Its founders describe it this way:

“We took away the two most inefficient aspects of the law firm model: the expensive fixed cost real estate, and the $180,000 a year associate being trained on the client’s time. And once you eliminate those two massive aspects of law firm overhead, that leaves a lot of capital revenue to pay your lawyers more.”

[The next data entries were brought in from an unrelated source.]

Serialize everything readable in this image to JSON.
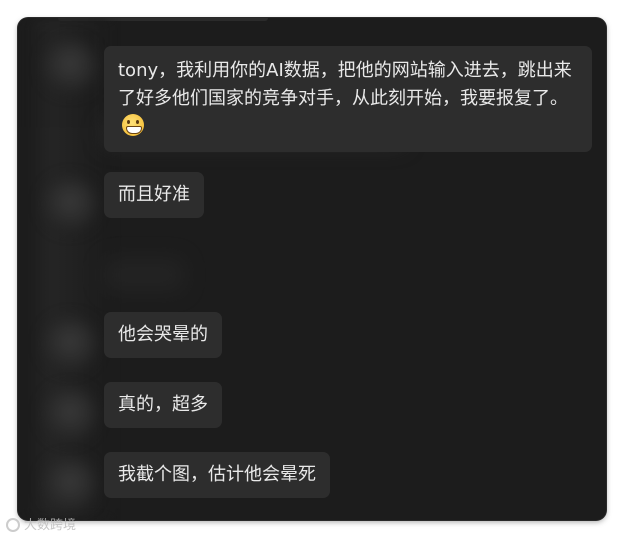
{
  "messages": [
    {
      "text": "tony，我利用你的AI数据，把他的网站输入进去，跳出来了好多他们国家的竞争对手，从此刻开始，我要报复了。",
      "emoji": "grimacing-face"
    },
    {
      "text": "而且好准"
    },
    {
      "text": "他会哭晕的"
    },
    {
      "text": "真的，超多"
    },
    {
      "text": "我截个图，估计他会晕死"
    }
  ],
  "watermark": {
    "text": "大数跨境",
    "icon": "weibo-logo-icon"
  },
  "colors": {
    "background": "#1c1c1c",
    "bubble": "#2d2d2d",
    "text": "#e9e9e9"
  }
}
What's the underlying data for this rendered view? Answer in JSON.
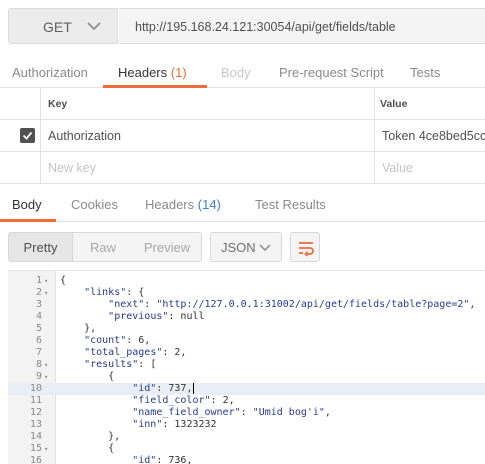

(Side note: Providing offices for lawyers is not, in and of itself, necessarily wasteful. However, law firms vie with each other for workplace splendor. As a Chicago real estate developer put it to me: “You want the best and the brightest lawyer working on your side. But as I sit in the lobby with the magnificent Lake Michigan view, and eye the lavish art collection, I’m always reminded of who’s paying for them. I really need that superstar attorney, but I don’t need the view and the art”

2. FisherBroyles recruits topflight attorneys from the most prestigious law firms, 

FisherBroyles recently added new partners from Perkins Coie, Dechert, Jones Day, and Kelly Drye & Warren. This has been the pattern since its founding in 2002.

3. FisherBroyles confines necessary overhead to a carefully managed limit, which offers its partners a unique compensation formula — to favor that best-lawyer-you-can-find over elements of waste embedded in the legal profession’s prevailing business model.   

As The American Lawyer put it:

” … The firm’s low overhead allows it to offer partners a greater cut of the profits than its competitors: Partners retain 80% of the fees they earn from work they originate and handle themselves, while the remaining 20% goes to overhead expenses, such as marketing and information technology.”

The one deliverable a corporate law function needs from a law firm: an experienced attorney who has mastered a specialized legal subject. What it does not need: Expensive overhead extraneous to that one deliverable — like fancy offices and junior, “assistant” attorneys who add only marginal value.